I get it. I’ve been there (I’ll get to that). But isn’t it ironic that in our desire to care for others, even the language we’ve crafted to complain about that impulse forgets about ourselves?
It’s not an all bad impulse. It’s good to care for others. It’s just also good to care for ourselves.
All humans benefit from regular sex. And with sexual health, as with mental health, and even airline oxygen masks, it is far harder to take care of others if we don’t take care of ourselves first.
I don’t have a problem with seeing sex as a function to maintain. In fact, I do… but for myself.
Sex is a task, like grocery shopping or dish washing, that must happen for every individual human who wants to thrive, not just get by on junk. Grocery shopping, dishwashing, and sex can sure be seen as a slog. A chore. A burden. Something to maintain for others. Or it can be ridiculously goofy, absurdly romantic, mutually, excessively self-serving, or medicinal (in a hot way). However sex is served, it’s an integral ingredient of a joyful, healthy life.
Ignoring the personal potential in the routine, uneconomic endeavors of life isn’t in anyone's self-interest.
Maintenance isn’t a burden. It’s care. It’s opportunity. It’s a gesture of appreciation. For the objects you wash and mend. For the self you tend.
Maintenance sex is an apple a day.
And when that’s forgotten, and one sees maintenance as a burden — something for others — well, that’s when I knew I was not well. Which was, coincidentally, when I needed that maintenance more than ever.
How about you?







Definitely agree with this. And sometimes, ‘maintenance sex’ is taking care of oneself when you know that your partner is unable to partake in the deed — and to do so in ways that don’t make it feel like you are shaming them or blaming them for your need to ‘take care of business’.
There’s something quietly radical in what you’ve written, like you’ve taken a phrase that’s been sitting in the corner wearing a hair shirt and coaxed it into something warmer, more human-shaped.
I think you’re right to tug at the wiring of “maintenance sex.” The term always feels like it’s been filed under obligation, next to boiler servicing and replying to emails you don’t want to send. But what you’re describing reframes maintenance as a kind of tending, not a tax. Less “I owe this,” more “I’m keeping something alive, including myself.”
And that shift matters. Because when sex becomes something done outward, as a gesture of peacekeeping or performance, it can hollow out the very thing it’s meant to sustain. But when it loops back inward, when it includes the self as a recipient rather than just a provider, it regains texture.
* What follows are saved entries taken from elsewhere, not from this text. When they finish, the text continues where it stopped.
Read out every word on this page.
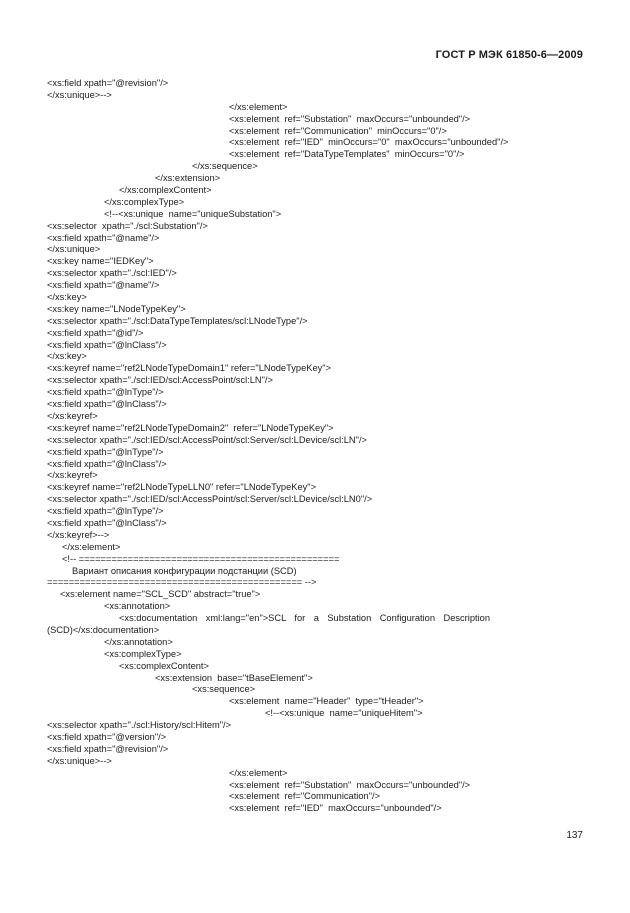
ГОСТ Р МЭК 61850-6—2009
<xs:field xpath="@revision"/>
</xs:unique>-->
</xs:element>
<xs:element  ref="Substation"  maxOccurs="unbounded"/>
<xs:element  ref="Communication"  minOccurs="0"/>
<xs:element  ref="IED"  minOccurs="0"  maxOccurs="unbounded"/>
<xs:element  ref="DataTypeTemplates"  minOccurs="0"/>
</xs:sequence>
</xs:extension>
</xs:complexContent>
</xs:complexType>
<!--<xs:unique  name="uniqueSubstation">
<xs:selector  xpath="./scl:Substation"/>
<xs:field xpath="@name"/>
</xs:unique>
<xs:key name="IEDKey">
<xs:selector xpath="./scl:IED"/>
<xs:field xpath="@name"/>
</xs:key>
<xs:key name="LNodeTypeKey">
<xs:selector xpath="./scl:DataTypeTemplates/scl:LNodeType"/>
<xs:field xpath="@id"/>
<xs:field xpath="@lnClass"/>
</xs:key>
<xs:keyref name="ref2LNodeTypeDomain1" refer="LNodeTypeKey">
<xs:selector xpath="./scl:IED/scl:AccessPoint/scl:LN"/>
<xs:field xpath="@lnType"/>
<xs:field xpath="@lnClass"/>
</xs:keyref>
<xs:keyref name="ref2LNodeTypeDomain2"  refer="LNodeTypeKey">
<xs:selector xpath="./scl:IED/scl:AccessPoint/scl:Server/scl:LDevice/scl:LN"/>
<xs:field xpath="@lnType"/>
<xs:field xpath="@lnClass"/>
</xs:keyref>
<xs:keyref name="ref2LNodeTypeLLN0" refer="LNodeTypeKey">
<xs:selector xpath="./scl:IED/scl:AccessPoint/scl:Server/scl:LDevice/scl:LN0"/>
<xs:field xpath="@lnType"/>
<xs:field xpath="@lnClass"/>
</xs:keyref>-->
</xs:element>
<!-- ================================================
Вариант описания конфигурации подстанции (SCD)
=============================================== -->
<xs:element name="SCL_SCD" abstract="true">
<xs:annotation>
<xs:documentation  xml:lang="en">SCL  for  a  Substation  Configuration  Description
(SCD)</xs:documentation>
</xs:annotation>
<xs:complexType>
<xs:complexContent>
<xs:extension  base="tBaseElement">
<xs:sequence>
<xs:element  name="Header"  type="tHeader">
<!--<xs:unique  name="uniqueHitem">
<xs:selector xpath="./scl:History/scl:Hitem"/>
<xs:field xpath="@version"/>
<xs:field xpath="@revision"/>
</xs:unique>-->
</xs:element>
<xs:element  ref="Substation"  maxOccurs="unbounded"/>
<xs:element  ref="Communication"/>
<xs:element  ref="IED"  maxOccurs="unbounded"/>
137
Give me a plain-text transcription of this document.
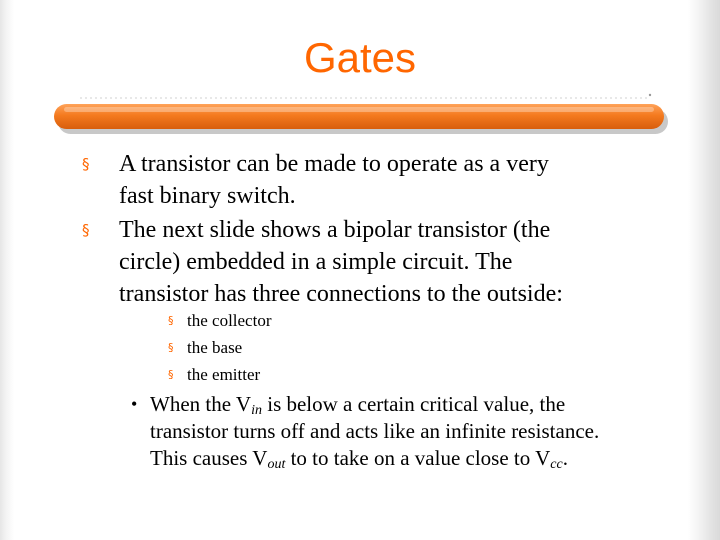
Gates
§ A transistor can be made to operate as a very
fast binary switch.
§ The next slide shows a bipolar transistor (the
circle) embedded in a simple circuit. The
transistor has three connections to the outside:
§ the collector
§ the base
§ the emitter
• When the $V_{in}$ is below a certain critical value, the
transistor turns off and acts like an infinite resistance.
This causes $V_{out}$ to to take on a value close to $V_{cc}$.
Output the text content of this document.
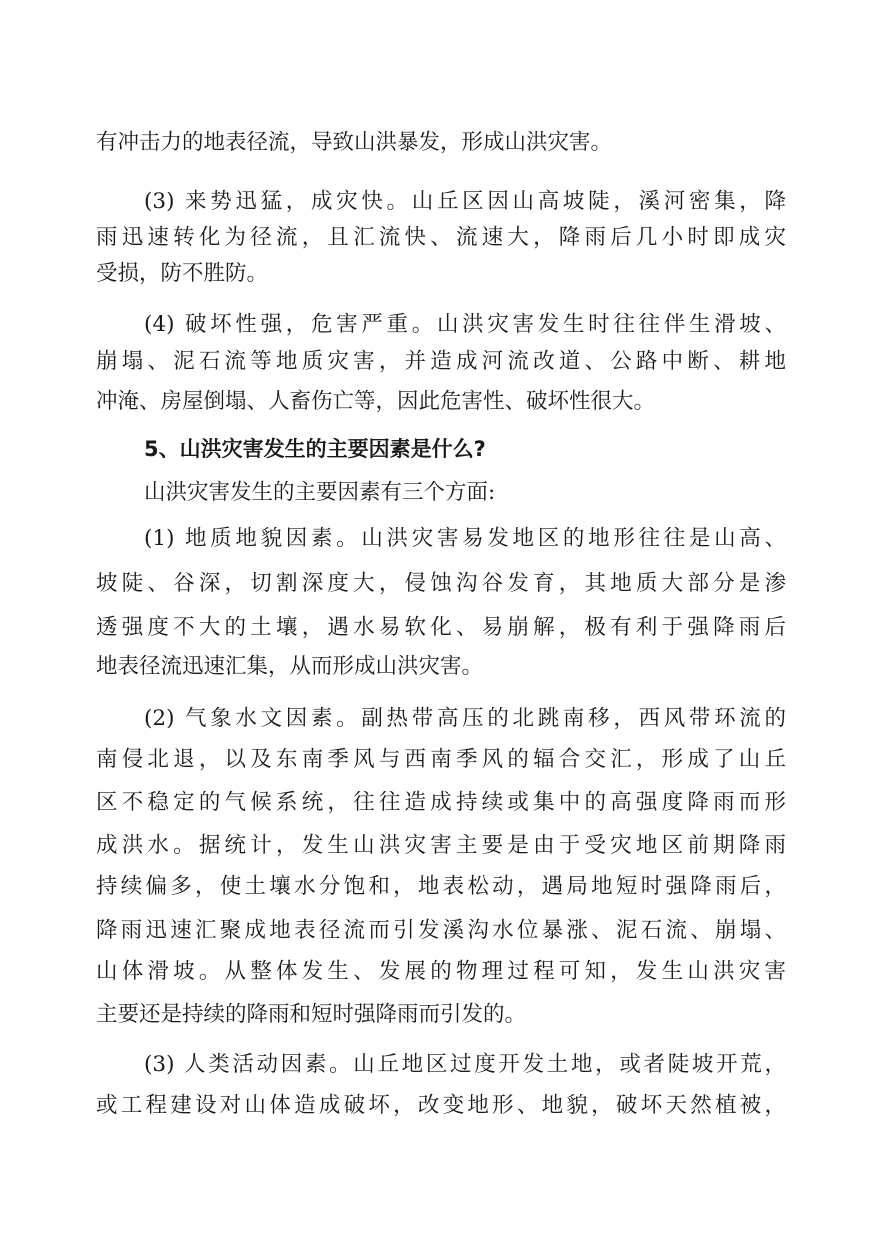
有冲击力的地表径流，导致山洪暴发，形成山洪灾害。
(3) 来势迅猛，成灾快。山丘区因山高坡陡，溪河密集，降
雨迅速转化为径流，且汇流快、流速大，降雨后几小时即成灾
受损，防不胜防。
(4) 破坏性强，危害严重。山洪灾害发生时往往伴生滑坡、
崩塌、泥石流等地质灾害，并造成河流改道、公路中断、耕地
冲淹、房屋倒塌、人畜伤亡等，因此危害性、破坏性很大。
5、山洪灾害发生的主要因素是什么?
山洪灾害发生的主要因素有三个方面:
(1) 地质地貌因素。山洪灾害易发地区的地形往往是山高、
坡陡、谷深，切割深度大，侵蚀沟谷发育，其地质大部分是渗
透强度不大的土壤，遇水易软化、易崩解，极有利于强降雨后
地表径流迅速汇集，从而形成山洪灾害。
(2) 气象水文因素。副热带高压的北跳南移，西风带环流的
南侵北退，以及东南季风与西南季风的辐合交汇，形成了山丘
区不稳定的气候系统，往往造成持续或集中的高强度降雨而形
成洪水。据统计，发生山洪灾害主要是由于受灾地区前期降雨
持续偏多，使土壤水分饱和，地表松动，遇局地短时强降雨后，
降雨迅速汇聚成地表径流而引发溪沟水位暴涨、泥石流、崩塌、
山体滑坡。从整体发生、发展的物理过程可知，发生山洪灾害
主要还是持续的降雨和短时强降雨而引发的。
(3) 人类活动因素。山丘地区过度开发土地，或者陡坡开荒，
或工程建设对山体造成破坏，改变地形、地貌，破坏天然植被，
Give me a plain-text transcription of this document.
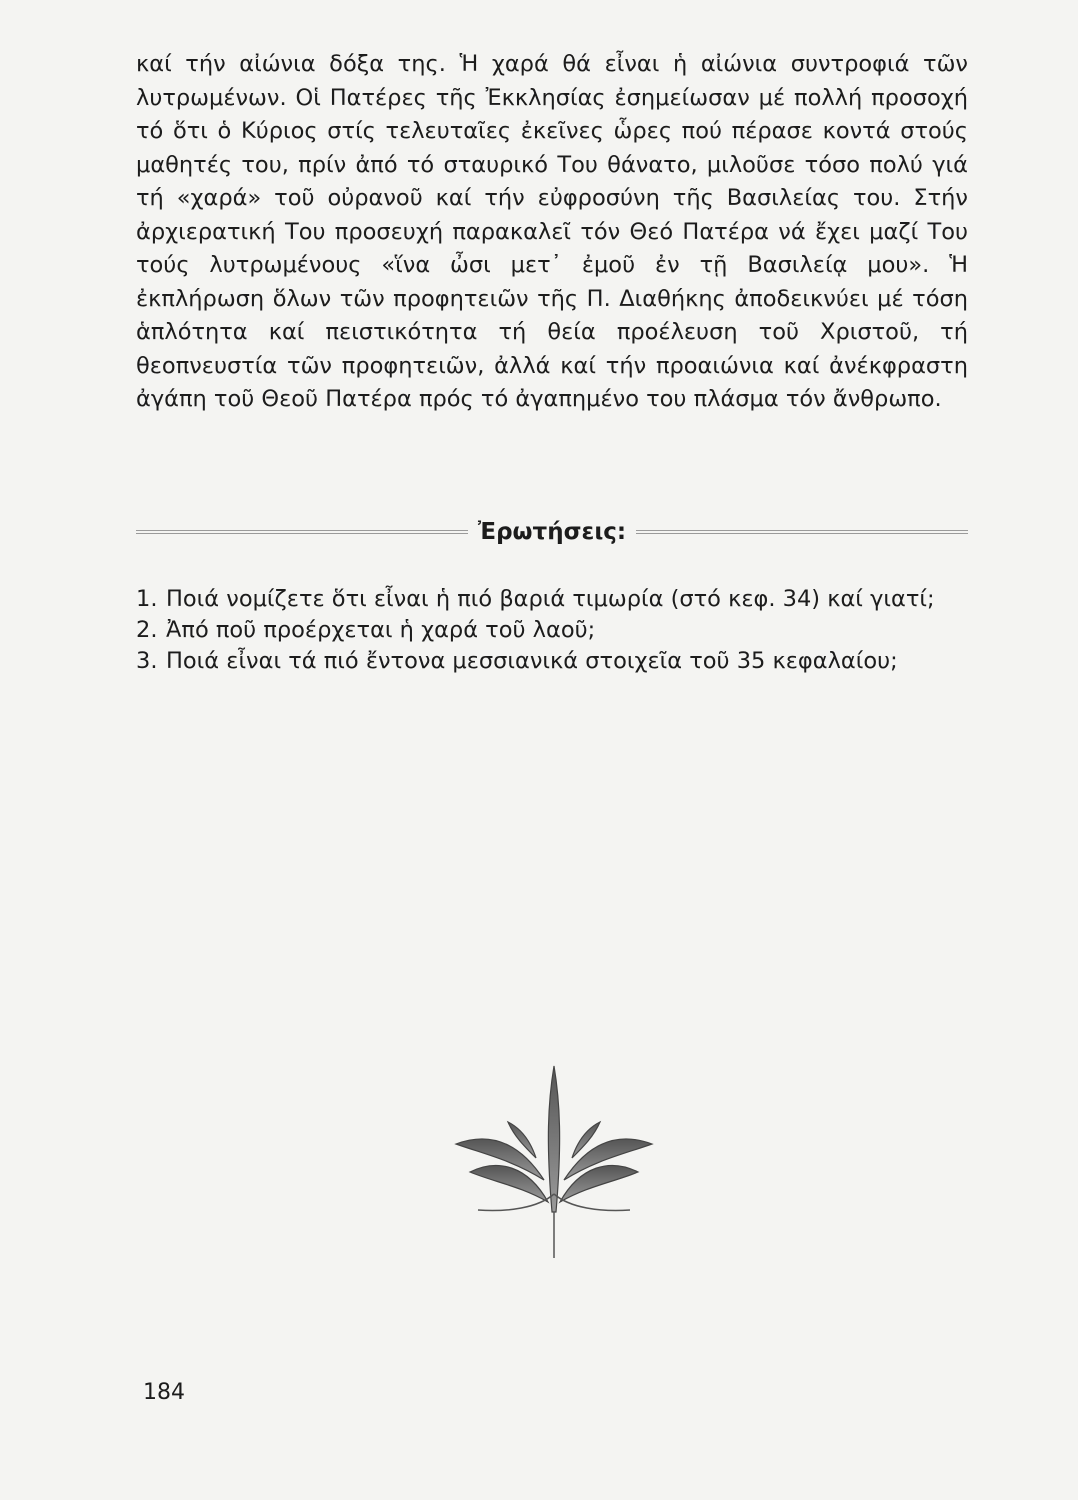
καί τήν αἰώνια δόξα της. Ἡ χαρά θά εἶναι ἡ αἰώνια συντροφιά τῶν λυτρωμένων. Οἱ Πατέρες τῆς Ἐκκλησίας ἐσημείωσαν μέ πολλή προσοχή τό ὅτι ὁ Κύριος στίς τελευταῖες ἐκεῖνες ὧρες πού πέρασε κοντά στούς μαθητές του, πρίν ἀπό τό σταυρικό Του θάνατο, μιλοῦσε τόσο πολύ γιά τή «χαρά» τοῦ οὐρανοῦ καί τήν εὐφροσύνη τῆς Βασιλείας του. Στήν ἀρχιερατική Του προσευχή παρακαλεῖ τόν Θεό Πατέρα νά ἔχει μαζί Του τούς λυτρωμένους «ἵνα ὦσι μετ᾽ ἐμοῦ ἐν τῇ Βασιλείᾳ μου». Ἡ ἐκπλήρωση ὅλων τῶν προφητειῶν τῆς Π. Διαθήκης ἀποδεικνύει μέ τόση ἁπλότητα καί πειστικότητα τή θεία προέλευση τοῦ Χριστοῦ, τή θεοπνευστία τῶν προφητειῶν, ἀλλά καί τήν προαιώνια καί ἀνέκφραστη ἀγάπη τοῦ Θεοῦ Πατέρα πρός τό ἀγαπημένο του πλάσμα τόν ἄνθρωπο.

Ἐρωτήσεις:
1. Ποιά νομίζετε ὅτι εἶναι ἡ πιό βαριά τιμωρία (στό κεφ. 34) καί γιατί;
2. Ἀπό ποῦ προέρχεται ἡ χαρά τοῦ λαοῦ;
3. Ποιά εἶναι τά πιό ἔντονα μεσσιανικά στοιχεῖα τοῦ 35 κεφαλαίου;
184
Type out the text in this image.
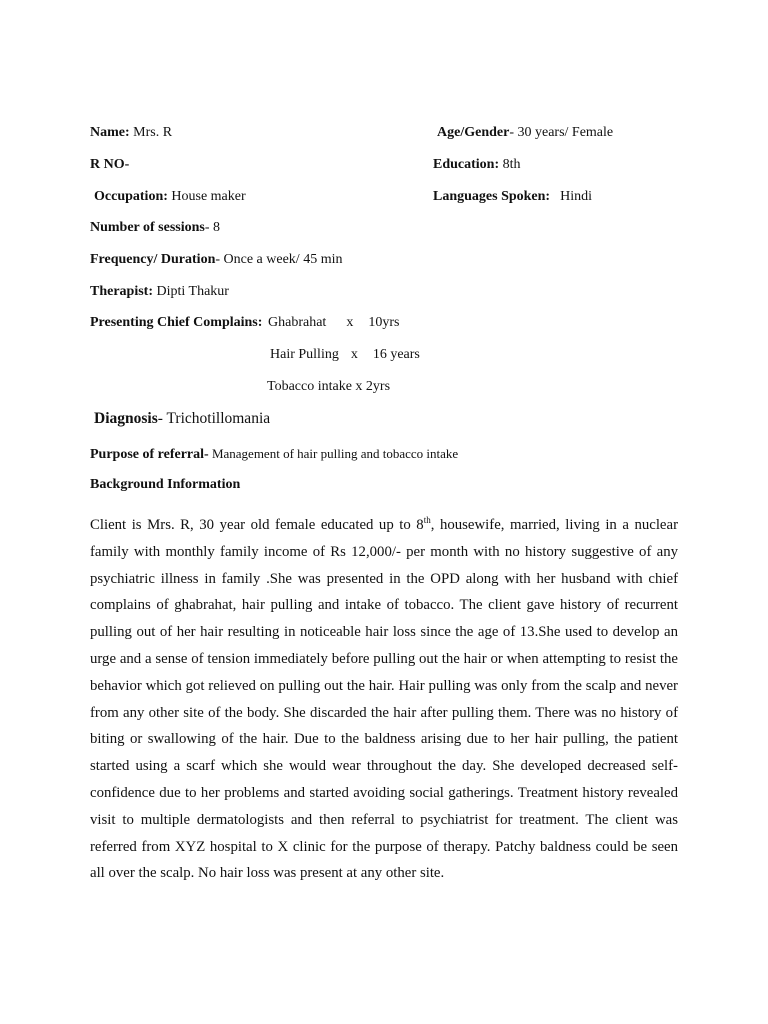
Name: Mrs. R	Age/Gender- 30 years/ Female
R NO-	Education: 8th
Occupation: House maker	Languages Spoken: Hindi
Number of sessions- 8
Frequency/ Duration- Once a week/ 45 min
Therapist: Dipti Thakur
Presenting Chief Complains: Ghabrahat x 10yrs
Hair Pulling x 16 years
Tobacco intake x 2yrs
Diagnosis- Trichotillomania
Purpose of referral- Management of hair pulling and tobacco intake
Background Information

Client is Mrs. R, 30 year old female educated up to 8th, housewife, married, living in a nuclear family with monthly family income of Rs 12,000/- per month with no history suggestive of any psychiatric illness in family .She was presented in the OPD along with her husband with chief complains of ghabrahat, hair pulling and intake of tobacco. The client gave history of recurrent pulling out of her hair resulting in noticeable hair loss since the age of 13.She used to develop an urge and a sense of tension immediately before pulling out the hair or when attempting to resist the behavior which got relieved on pulling out the hair. Hair pulling was only from the scalp and never from any other site of the body. She discarded the hair after pulling them. There was no history of biting or swallowing of the hair. Due to the baldness arising due to her hair pulling, the patient started using a scarf which she would wear throughout the day. She developed decreased self-confidence due to her problems and started avoiding social gatherings. Treatment history revealed visit to multiple dermatologists and then referral to psychiatrist for treatment. The client was referred from XYZ hospital to X clinic for the purpose of therapy. Patchy baldness could be seen all over the scalp. No hair loss was present at any other site.
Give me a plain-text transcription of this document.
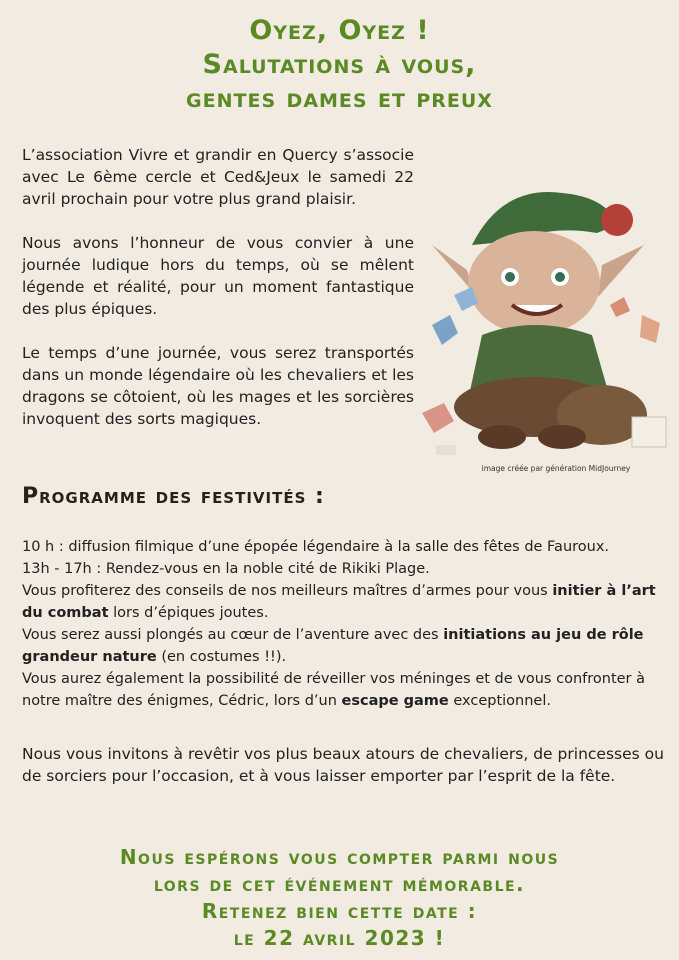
Oyez, Oyez !
Salutations à vous,
gentes dames et preux

L’association Vivre et grandir en Quercy s’associe avec Le 6ème cercle et Ced&Jeux le samedi 22 avril prochain pour votre plus grand plaisir.

Nous avons l’honneur de vous convier à une journée ludique hors du temps, où se mêlent légende et réalité, pour un moment fantastique des plus épiques.

Le temps d’une journée, vous serez transportés dans un monde légendaire où les chevaliers et les dragons se côtoient, où les mages et les sorcières invoquent des sorts magiques.

image créée par génération MidJourney
Programme des festivités :
10 h : diffusion filmique d’une épopée légendaire à la salle des fêtes de Fauroux.
13h - 17h : Rendez-vous en la noble cité de Rikiki Plage.
Vous profiterez des conseils de nos meilleurs maîtres d’armes pour vous initier à l’art du combat lors d’épiques joutes.
Vous serez aussi plongés au cœur de l’aventure avec des initiations au jeu de rôle grandeur nature (en costumes !!).
Vous aurez également la possibilité de réveiller vos méninges et de vous confronter à notre maître des énigmes, Cédric, lors d’un escape game exceptionnel.
Nous vous invitons à revêtir vos plus beaux atours de chevaliers, de princesses ou de sorciers pour l’occasion, et à vous laisser emporter par l’esprit de la fête.
Nous espérons vous compter parmi nous
lors de cet événement mémorable.
Retenez bien cette date :
le 22 avril 2023 !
Appetite returns. Curiosity sneaks back in through the side door.
I also really appreciate how you let contradiction sit in the room without trying to tidy it away. The truth that caring for others can blur into neglecting yourself. That something can be routine and still be intimate. That need doesn’t always arrive dressed as desire, but that doesn’t make it less real or less worthy of attention.
The “apple a day” idea lingers in a good way. Not prescriptive, not clinical, just a reminder that nourishment isn’t always glamorous, but it is essential. And sometimes, especially when we feel least well, the things that look like chores are actually signals. Not of duty, but of depletion.
As for me, I think I’d say this: anything that turns you away from yourself over time starts to cost more than it gives, even if it began as care. So your instinct to reclaim maintenance as something reciprocal, something that includes your own aliveness, feels not just healthy but necessary.
Your last question hangs there in a way I like. Not demanding an answer, just opening a door. And maybe that’s the point. Not to resolve it neatly, but to keep asking: who is this for, really? And am I in the room when it happens?